Création 2024.
D’après le texte de Ronan Mancec, mis en scène par Nolwenn Le Tallec et Dorine Jadeau.
Ouvrez les yeux
C’est bien gentil, les réunions régulières qui commencent à se mettre en place
La réunion pour protester dans son coin
Mais la famille royale se moque de nos conditions de vie
La famille royale est coupée de la réalité du monde
Qu’est-ce qu’ils vont faire, une fois que la carte des routes et des royaumes sera assemblée ?
Nous inviter à admirer le chef d’oeuvre derrière une cordelette rouge ?
Nous obliger à tenir un pèlerinage déférent ?
Former une longue file comme lorsqu’on nous demande de vénérer les rois et les reines embaumés ?
Que se passera-t-il au lendemain de l’exposition exceptionnelle ?
A quelles fins vont-ils utiliser la carte ?
N’avez vous pas encore compris qu’elle sera l’instrument de notre perte ?
Vous ne voyez rien ?
Réveillez-vous
Quand vous prenez part à la fabrication de la carte, vous êtes en train de fabriquer votre suaire
Ne croyez pas que parce qu’elle est belle, elle est inoffensive
Elle est toxique
Elle est empoisonnée
Quand elle sera terminée, ils l’utiliseront pour y placer leurs soldats de plomb
Leur cavalerie
Avant que ne déferlent sur nous les soudards
En chair et en os
Pour réclamer tout ce qui brille sur notre carte
Les porcelaines
La carrière d’ocre
Vos éléphants
Et nos enfants
Extrait de « La Carte des routes et des royaumes » de Ronan Mancec.

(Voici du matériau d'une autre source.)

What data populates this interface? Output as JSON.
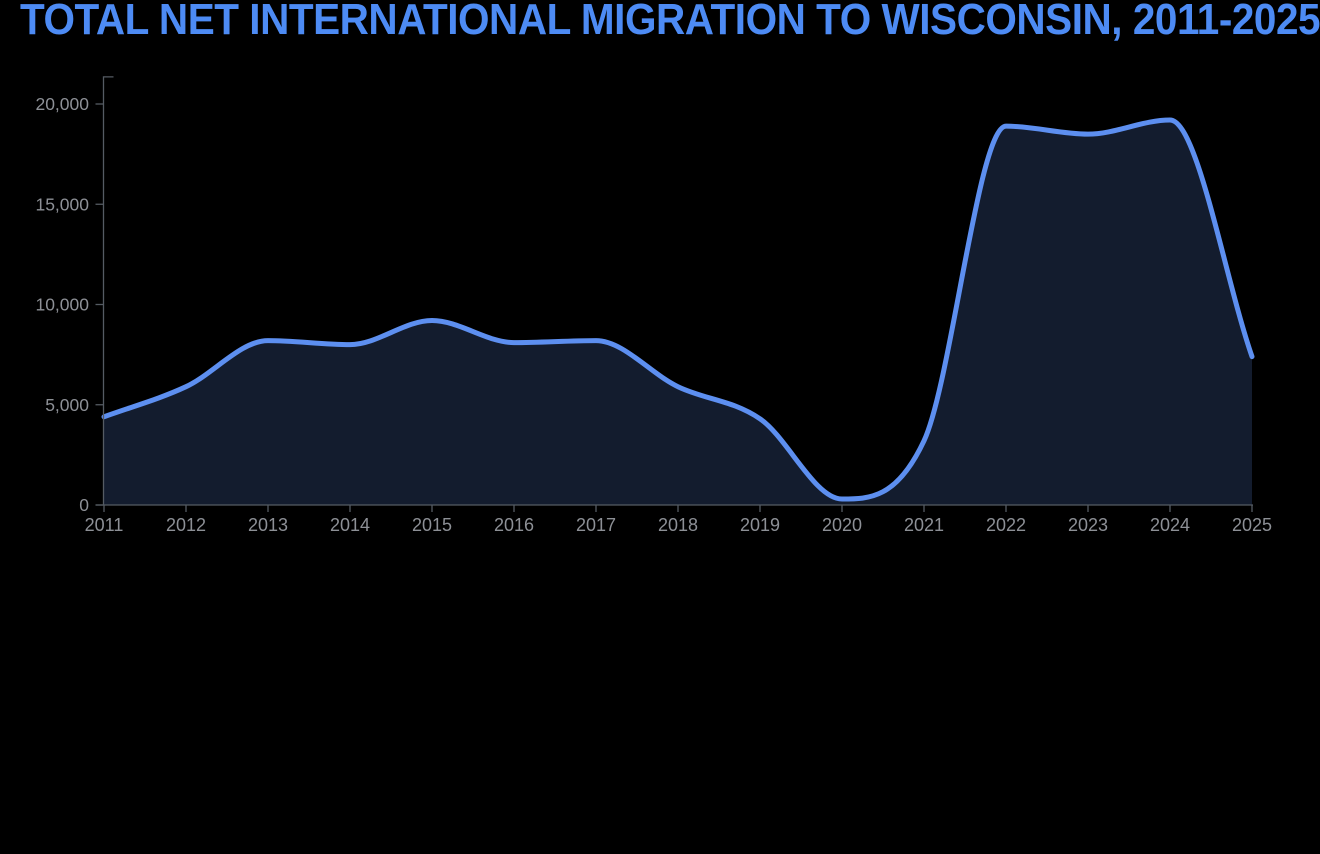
{
  "title": {
    "text": "TOTAL NET INTERNATIONAL MIGRATION TO WISCONSIN, 2011-2025",
    "color": "#4d8bf4"
  },
  "chart_data": {
    "type": "area",
    "title": "TOTAL NET INTERNATIONAL MIGRATION TO WISCONSIN, 2011-2025",
    "categories": [
      "2011",
      "2012",
      "2013",
      "2014",
      "2015",
      "2016",
      "2017",
      "2018",
      "2019",
      "2020",
      "2021",
      "2022",
      "2023",
      "2024",
      "2025"
    ],
    "values": [
      4400,
      5900,
      8200,
      8000,
      9200,
      8100,
      8200,
      5900,
      4300,
      300,
      3200,
      18900,
      18500,
      19200,
      7400
    ],
    "xlabel": "",
    "ylabel": "",
    "ylim": [
      0,
      21350
    ],
    "y_ticks": [
      {
        "value": 0,
        "label": "0"
      },
      {
        "value": 5000,
        "label": "5,000"
      },
      {
        "value": 10000,
        "label": "10,000"
      },
      {
        "value": 15000,
        "label": "15,000"
      },
      {
        "value": 20000,
        "label": "20,000"
      }
    ],
    "grid": false,
    "legend": "none",
    "colors": {
      "background": "#000000",
      "line": "#5d8ff0",
      "fill": "#131c2e",
      "axis": "#555b63",
      "tick_label": "#8d9096",
      "title": "#4d8bf4"
    }
  }
}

Ce texte résonne fortement avec notre appréhension du monde et nous donne envie de le défendre parce que …
La « carte des routes et des royaumes » questionne notre rapport au territoire à l’heure où l’on se bat pour des ressources et où nous assistons à des fractures sociales, culturelles, économiques, géographiques, climatiques. Le texte fait la part belle à ceux qui sont considérés à la marge d’un système, aux habitants de milieux dit « périphériques » qu’il faudrait à tout prix régenter.
La « carte » évoque les rapports de pouvoir et de domination, qui sont aujourd’hui toujours d’actualité. Parce qu’il y aura toujours des oppresseurs et des opprimés, des marginaux ou des bons soldats, des émancipés ou des soumis, des vivants ou des endormis… et surtout parce qu’au delà de la caricature, il existe des communs qui lient les individus, des points de bascule dans les parcours de vie, des failles et des contretemps.
Cette pièce évoque aussi le collectif, à travers des scènes chorales qui se déploient crescendo jusqu’au final explosif. Nous souhaitons y mettre du chœur, du mouvement et de la poésie. Une expérience sensorielle qui interpelle et permette aux spectateurs d’être renversés par la puissance du groupe et de l’action en train de se déployer au milieu d’eux.
Enfin, le texte prend racine dans une campagne éloignée qui nous donne envie de défendre la ruralité. Car cela dit quelque chose de la puissance du monde rural pour s’inscrire dans le vivant et les cycles, pour prendre de la distance par rapport aux métropoles et aux diktats du système.